5ème épisode Chat(s) perché(s)

Lucie Ronzoni

Michèle Martinet avait bien perdu son chat roux. Je n'invente rien. Les vitrines des commerçants en bas de sa rue et les troncs des arbres étaient placardés de la photo de Nixon. J'aurai pu me contenter de cette information qui confirmait  les dires de Coco, mais il fallait que j'en apprenne davantage sur les circonstances de sa disparition. Je montais quatre à quatre les marches de son immeuble de la rue saint-Charles dont j'avais eu l'adresse grâce aux dépôts sur main courante quotidiens de Mme Martinet. J'avais l'intention de ne pas accabler la vieille dame : je n'annoncerai pas la mort du chat, je laisserai planer l'espoir qui même à quatre-vingts ans peut encore faire vivre quelques années de plus.

Je brandis ma carte dans l'angle visuel de l’œilleton pour qu'elle accepte de m'ouvrir et  me retrouvai sur un canapé vintage que certains, non avertis des codes esthétiques, auraient qualifié d'usé et d'inconfortable. Elle ne me proposa ni café, ni thé mais un verre de porto avec une langue de chat (sic). 

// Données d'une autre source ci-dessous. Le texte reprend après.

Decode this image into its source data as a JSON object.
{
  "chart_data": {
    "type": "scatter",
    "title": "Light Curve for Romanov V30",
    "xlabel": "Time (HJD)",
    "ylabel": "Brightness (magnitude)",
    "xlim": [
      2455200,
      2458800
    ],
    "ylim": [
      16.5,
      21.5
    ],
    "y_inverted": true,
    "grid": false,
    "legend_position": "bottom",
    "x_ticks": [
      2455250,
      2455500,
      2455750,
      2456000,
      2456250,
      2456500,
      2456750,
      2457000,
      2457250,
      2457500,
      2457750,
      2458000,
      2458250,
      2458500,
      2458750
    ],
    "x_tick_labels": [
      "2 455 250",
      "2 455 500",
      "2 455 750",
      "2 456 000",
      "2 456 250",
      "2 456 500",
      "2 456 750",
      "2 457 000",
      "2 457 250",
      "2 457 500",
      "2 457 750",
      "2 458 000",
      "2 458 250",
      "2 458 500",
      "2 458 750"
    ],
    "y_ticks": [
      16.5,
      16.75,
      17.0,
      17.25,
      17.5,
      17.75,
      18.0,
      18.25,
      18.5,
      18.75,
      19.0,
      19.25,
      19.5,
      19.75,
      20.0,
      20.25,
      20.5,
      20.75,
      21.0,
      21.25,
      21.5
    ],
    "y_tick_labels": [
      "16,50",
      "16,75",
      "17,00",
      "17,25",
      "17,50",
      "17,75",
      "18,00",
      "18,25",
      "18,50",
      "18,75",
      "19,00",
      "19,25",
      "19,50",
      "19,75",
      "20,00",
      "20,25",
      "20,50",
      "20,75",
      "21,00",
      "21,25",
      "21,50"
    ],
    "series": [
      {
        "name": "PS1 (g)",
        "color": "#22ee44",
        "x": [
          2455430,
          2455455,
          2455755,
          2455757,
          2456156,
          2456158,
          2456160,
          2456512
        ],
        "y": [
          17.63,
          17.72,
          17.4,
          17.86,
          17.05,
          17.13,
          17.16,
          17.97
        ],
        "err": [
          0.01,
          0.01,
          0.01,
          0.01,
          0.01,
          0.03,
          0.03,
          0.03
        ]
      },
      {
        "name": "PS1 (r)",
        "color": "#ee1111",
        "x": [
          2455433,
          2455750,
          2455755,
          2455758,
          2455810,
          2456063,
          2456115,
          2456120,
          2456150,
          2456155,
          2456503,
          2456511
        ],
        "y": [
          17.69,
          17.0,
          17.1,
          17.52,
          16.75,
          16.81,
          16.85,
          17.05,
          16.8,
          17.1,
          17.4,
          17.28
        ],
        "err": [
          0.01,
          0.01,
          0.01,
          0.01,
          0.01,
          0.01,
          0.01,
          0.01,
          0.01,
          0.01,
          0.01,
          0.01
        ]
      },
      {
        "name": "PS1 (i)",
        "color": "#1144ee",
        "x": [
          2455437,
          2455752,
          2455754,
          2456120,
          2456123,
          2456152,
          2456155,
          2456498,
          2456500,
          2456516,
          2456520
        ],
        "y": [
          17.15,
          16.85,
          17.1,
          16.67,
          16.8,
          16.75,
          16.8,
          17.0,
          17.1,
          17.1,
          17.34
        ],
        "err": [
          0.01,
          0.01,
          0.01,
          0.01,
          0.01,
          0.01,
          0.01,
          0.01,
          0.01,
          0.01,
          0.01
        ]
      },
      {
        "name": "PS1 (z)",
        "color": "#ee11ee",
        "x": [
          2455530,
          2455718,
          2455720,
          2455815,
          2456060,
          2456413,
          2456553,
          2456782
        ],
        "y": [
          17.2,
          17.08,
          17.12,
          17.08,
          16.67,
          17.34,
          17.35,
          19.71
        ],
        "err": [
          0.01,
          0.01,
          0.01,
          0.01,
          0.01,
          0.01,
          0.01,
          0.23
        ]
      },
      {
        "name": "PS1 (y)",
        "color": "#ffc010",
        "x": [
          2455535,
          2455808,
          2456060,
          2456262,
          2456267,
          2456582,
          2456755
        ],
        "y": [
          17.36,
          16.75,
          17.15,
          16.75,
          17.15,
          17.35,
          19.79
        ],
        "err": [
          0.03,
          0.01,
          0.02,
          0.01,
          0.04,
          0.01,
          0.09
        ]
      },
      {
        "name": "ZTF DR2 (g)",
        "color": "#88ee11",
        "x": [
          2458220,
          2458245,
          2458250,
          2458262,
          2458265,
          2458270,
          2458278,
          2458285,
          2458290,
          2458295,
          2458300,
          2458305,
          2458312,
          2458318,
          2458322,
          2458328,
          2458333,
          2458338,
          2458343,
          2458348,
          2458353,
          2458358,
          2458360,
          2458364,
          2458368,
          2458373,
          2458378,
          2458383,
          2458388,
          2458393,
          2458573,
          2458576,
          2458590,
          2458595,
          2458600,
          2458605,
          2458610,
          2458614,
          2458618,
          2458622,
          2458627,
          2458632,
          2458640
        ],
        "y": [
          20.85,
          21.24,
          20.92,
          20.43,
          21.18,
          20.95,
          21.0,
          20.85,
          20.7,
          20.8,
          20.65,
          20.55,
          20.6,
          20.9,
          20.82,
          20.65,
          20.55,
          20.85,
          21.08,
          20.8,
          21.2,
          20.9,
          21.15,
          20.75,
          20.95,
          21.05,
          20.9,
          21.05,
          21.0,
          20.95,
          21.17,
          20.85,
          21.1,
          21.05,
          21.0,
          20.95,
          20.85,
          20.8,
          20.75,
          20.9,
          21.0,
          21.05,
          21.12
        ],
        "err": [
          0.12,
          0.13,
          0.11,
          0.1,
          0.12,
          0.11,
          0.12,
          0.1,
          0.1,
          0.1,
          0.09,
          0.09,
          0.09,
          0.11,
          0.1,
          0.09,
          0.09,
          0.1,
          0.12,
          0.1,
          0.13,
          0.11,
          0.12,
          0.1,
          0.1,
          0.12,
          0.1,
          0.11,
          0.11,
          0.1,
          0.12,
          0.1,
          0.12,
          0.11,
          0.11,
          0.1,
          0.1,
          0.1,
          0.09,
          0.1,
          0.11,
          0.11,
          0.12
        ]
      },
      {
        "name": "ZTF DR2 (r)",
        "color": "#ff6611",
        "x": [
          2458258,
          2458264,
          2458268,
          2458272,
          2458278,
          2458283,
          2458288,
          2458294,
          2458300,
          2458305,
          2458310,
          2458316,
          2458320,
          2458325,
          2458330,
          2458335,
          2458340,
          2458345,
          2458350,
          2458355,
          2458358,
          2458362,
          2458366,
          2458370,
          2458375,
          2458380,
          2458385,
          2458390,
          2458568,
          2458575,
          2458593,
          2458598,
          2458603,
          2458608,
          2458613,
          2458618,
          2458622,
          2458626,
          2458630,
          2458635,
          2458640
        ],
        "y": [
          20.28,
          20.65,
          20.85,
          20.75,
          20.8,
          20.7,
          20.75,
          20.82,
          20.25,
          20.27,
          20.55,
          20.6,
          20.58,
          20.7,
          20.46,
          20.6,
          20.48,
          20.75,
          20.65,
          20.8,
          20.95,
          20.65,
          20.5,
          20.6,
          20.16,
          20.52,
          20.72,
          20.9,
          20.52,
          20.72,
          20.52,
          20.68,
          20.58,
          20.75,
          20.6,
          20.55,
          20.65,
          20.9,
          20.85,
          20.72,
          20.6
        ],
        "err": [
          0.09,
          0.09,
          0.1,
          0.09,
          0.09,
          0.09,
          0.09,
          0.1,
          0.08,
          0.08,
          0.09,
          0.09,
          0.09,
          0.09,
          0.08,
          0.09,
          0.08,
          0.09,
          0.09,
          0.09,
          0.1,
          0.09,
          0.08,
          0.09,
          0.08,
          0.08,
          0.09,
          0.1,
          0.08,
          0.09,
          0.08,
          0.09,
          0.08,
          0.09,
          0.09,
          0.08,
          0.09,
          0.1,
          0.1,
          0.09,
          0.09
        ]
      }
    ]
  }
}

Elle ne s'étonna finalement pas de ma présence ; elle avait acquis assez de points sur sa carte de fidélité pour trouver normal qu'un commissaire se déplace pour la disparition de son animal domestique.

"Reprenez de mon porto, commissaire, c'est mon fils qui me l'a rapporté du Portugal. Il est délicieux avec un gâteau. Vous n'avez pas touché au vôtre, vous êtes indisposé peut-être ?   

-Non, non, je n'ai juste...pas très faim en ce moment. "

Faux, j'étais affamé.. La langue me faisait de l’œil. Par respect pour Nixon, je m'abstins.

"Madame Martinet, je ne vais pas abuser de votre hospitalité. Pouvez-vous me dire précisément quand avez-vous vu votre chat pour la dernière fois ?

- Vous vous moquez de moi, commissaire ?

-Je ne comprends pas, c'est une question que l'on pose habituellement dans les dispa...

- Vous n'avez donc pas lu ma déposition ?"

Grave erreur, je ne m'étais pas penché sur les dépôts de plainte depuis une semaine, j'avais délégué à Dumont le soin de s'en occuper. Je bafouillai...Elle s'énerva...

"Je me suis fait cambrioler, commissaire Tallier, cambrioler ! ils m'ont pris mon chat ! Je croyais que vous veniez pour ça... "

Je me raccrochai aux branches comme je pus.

"Oui, oui, bien-sûr Madame Martinet, mais j'ai besoin de détails précis.

- J'ai tout dit à un petit jeune...attendez-voir...un lieutenant… un brun avec des cheveux un peu gras...

- Ce n'est pas du gras, c'est du gel...

- Du gel ? Pourquoi faire grand Dieu ! Ce jeune homme m'avait l'air pourtant très compétent...

 - Madame, je reprends l'affaire à zéro. Pensez à tous les détails importants qui vous auraient échappé la première fois.

- Voyons... c'était le Samedi 5 février...je rentrai des courses...;j'ai trouvé la porte ouverte...

- Fracturée ?.

- Oui, c'est ça, fracturée.

- Que vous ont-ils pris en dehors de votre chat ?

- Des bijoux, de l'argent, des choses sans importance.

- Votre chat n'aurait-il pas pu sortir de lui-même de l'appartement  puisque la porte était ouverte ?"

C'est alors que Madame Martinet se leva, pointa vers moi sa langue de chat et m'asséna un :

"Jamais, jamais, entendez-moi bien, commissaire, jamais sans moi! "

  Je vous passe la fin de la conversation où j'essayai de paraître compétent aux yeux d'une vieille dame qui était en passe de résilier sa carte de fidélité.

Résumons : la veille de la pendaison de Nixon, Madame Martinet se fait cambrioler. Chose plutôt courante dans le quartier. Le chat s'enfuit. Cas le plus probable. Et s'encanaille pour rejoindre la bande de chats errants de l'île aux cygnes : on se crache dessus, mais on aime ça et on en redemande.  Pas de chance pour lui, le tueur aux chats rôde dans le coin et trouve que le roux sied bien au vert de la statue. La fin, on la connaît déjà.

Au risque de contredire l'ex-inspecteur, ex-détective Jakson Brodie, une coïncidence n'est pas toujours une explication qui attend son heure. Elle est parfois juste là pour brouiller les pistes.